I think that’s the name of it. It’s this crazy Chinese buffet in Murfreesboro where you can get great Chinese food and pizza and fried shrimp and hardpacked ice cream and it’s all delicious and it’s only like six bucks for lunch.
I tried to discern if Rex L. Camino or Kleinheider were dining with us, but, since we were in the non-smoking section, it was just us and the kids. So, unless Mr.s Camino and Kleinheider are secretly babies, we did not see them.
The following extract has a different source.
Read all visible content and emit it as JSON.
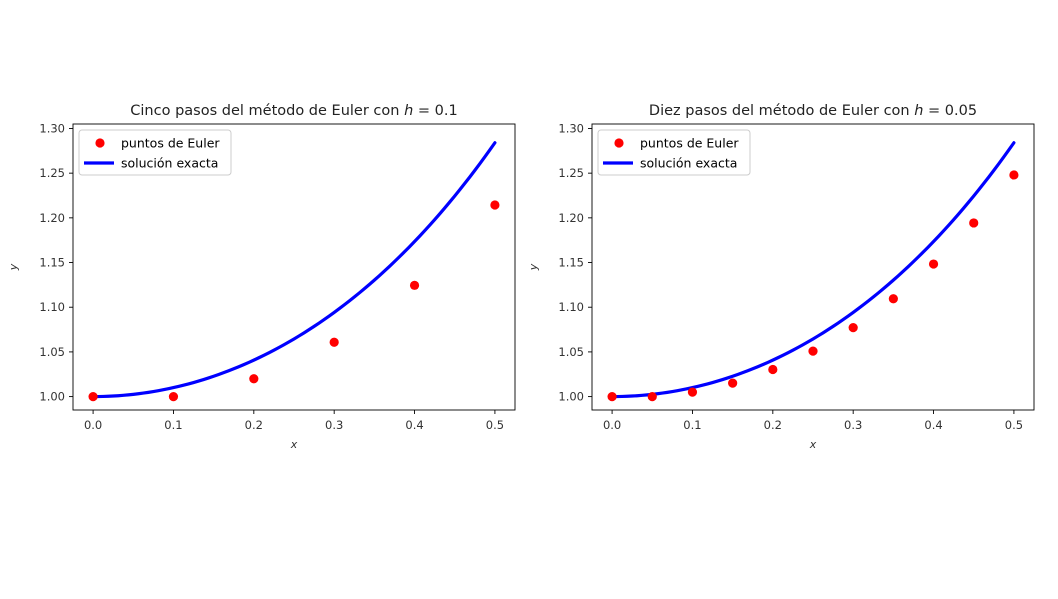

The Butcher drove my down to my thing and I felt bad because when we got there, it was obvious that there was no need for us to be there. So, we hung out for a little bit and the Butcher and I cracked each other up and once we’d made sure a couple of people had seen us and could attest that we did indeed actually make it there, we left.
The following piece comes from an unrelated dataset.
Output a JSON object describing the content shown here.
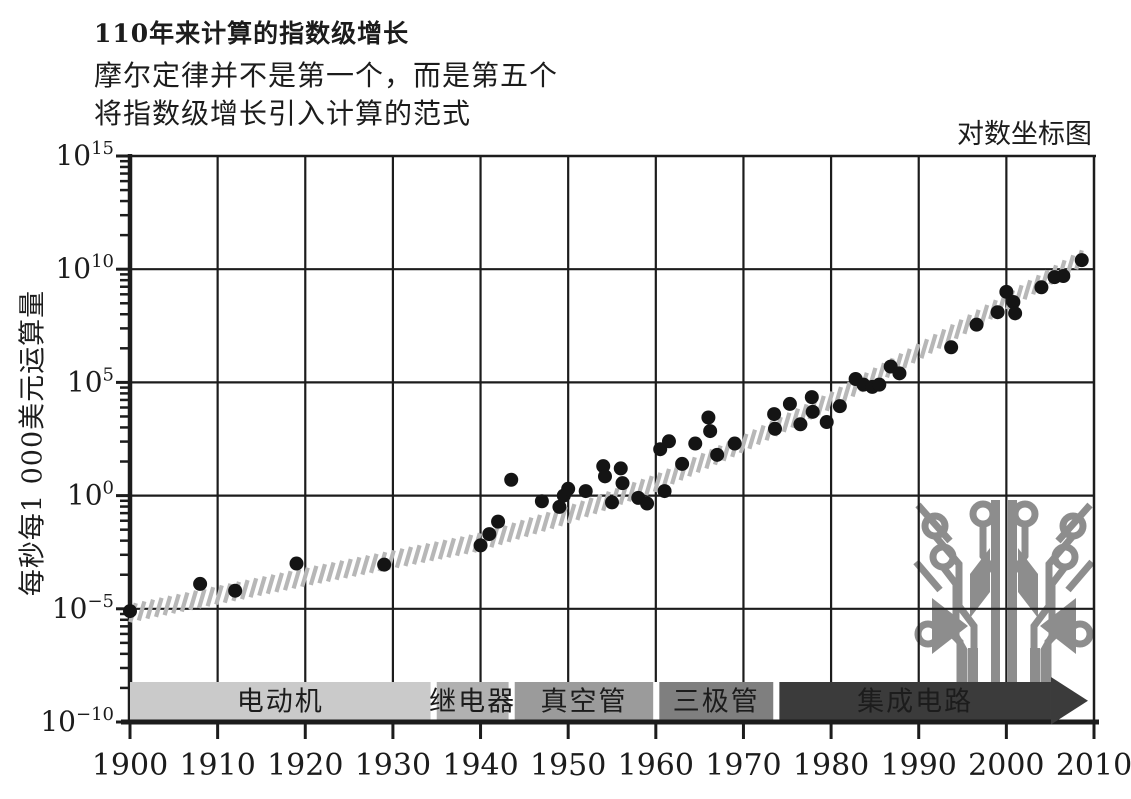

I’m still taking Monday off, though.
Then the Professor and I went to buy something for me to wear at The Vagina Monologues. I’ll be wearing all black–I bought this awesome shirt with all these tiny buttons up the front–and then we spent a good hour in Dillard’s picking out these fabulous orange necklaces to layer up and wear. The Professor thinks I’ll look very witchy.
I hope so.
It’s funny. Sometimes you stand in front of mirrors in dressing rooms and you think, “My god, that is one hideous thing to look at.” Today, I was like, “Yeah, I guess I’m cute, in a Hummel-type of way.” I mentioned it to the Professor, but I don’t think she knows what Hummels are.